Experimental, impressionistic sub-paragraph tumblin' (think obstsalat)
09aug2007
“The Way of Testivus”: Testing and Beautiful Code, by Alberto Savoia. Nice read.
Exploiting Concurrency Vulnerabilities in System Call Wrappers , by Robert N. M. Watson “System call interposition allows the kernel security model to be extended. However, when combined with current operating systems, it is open to concurrency vulnerabilities leading to privilege escalation and audit bypass. We discuss the theory and practice of system call wrapper concurrency vulnerabilities, and demonstrate exploit technques against GSWTK, Systrace, and CerbNG.” Hot stuff.

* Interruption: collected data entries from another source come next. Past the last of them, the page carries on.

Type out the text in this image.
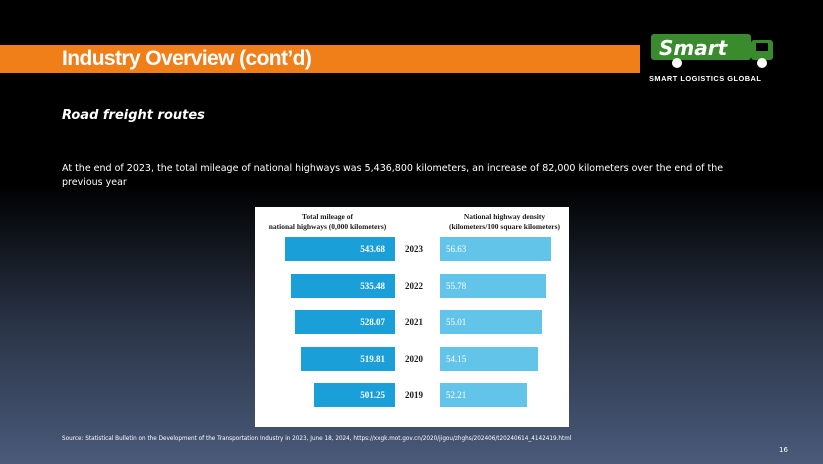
Industry Overview (cont’d)	Smart
SMART LOGISTICS GLOBAL
Road freight routes
At the end of 2023, the total mileage of national highways was 5,436,800 kilometers, an increase of 82,000 kilometers over the end of the previous year
Total mileage of
national highways (0,000 kilometers)
National highway density
(kilometers/100 square kilometers)
543.68	2023	56.63
535.48	2022	55.78
528.07	2021	55.01
519.81	2020	54.15
501.25	2019	52.21
Source: Statistical Bulletin on the Development of the Transportation Industry in 2023, June 18, 2024, https://xxgk.mot.gov.cn/2020/jigou/zhghs/202406/t20240614_4142419.html
16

I’m amazed how the news does travel
Static like ghosts in gasoline
Faster than vision on a wire
Faster than voices overseas
— Thin White Rope, Wire Animals
Tiny PE, the object of the challenge was to write the smallest PE file that downloads a file from the Internet and executes it. Windows is crazy.
How to Make “Cold” From “Heat” – 20th Century Refrigeration, “Or more classically posed, “How can you make ice from fire?” The answer is a classic gas-absorption refrigerator!” I was really curious how that worked.
Passwords: just another bureaucratic annoyance, by Andy Oram. Full ack.
The Veteran’s Charge, Eric Meyer says: “‘This site is for iPhone users only.’ STOP IT. Stop it right now.” Full ack.
A tag system is a deterministic computational model published by Emil Leon Post in 1943 as a simple form of string rewriting system. For each m > 1, the set of m-tag systems is Turing-complete.
Hey, where’s Raquel? Isn’t she here?
No, I haven’t seen her for one million years.
Hey, what’s her problem? She dug that ground?
No, some of us just take a little more time to come around.
— Thin White Rope, Come Around
Portions Censored From Pearl Jam Webcast, “Reportedly absent from the webcast were segments of the band’s performance of “Daughter,” including the sung lines “George Bush, leave this world alone” and “George Bush find yourself another home.” WJW.
Unpredictability and Undecidability in Dynamical Systems, by Cris Moore. “We show that motion with as few as three degrees of freedom (for instance, a particle moving in a three-dimensional potential) can be equivalent to a Turing machine, and so be capable of universal computation.”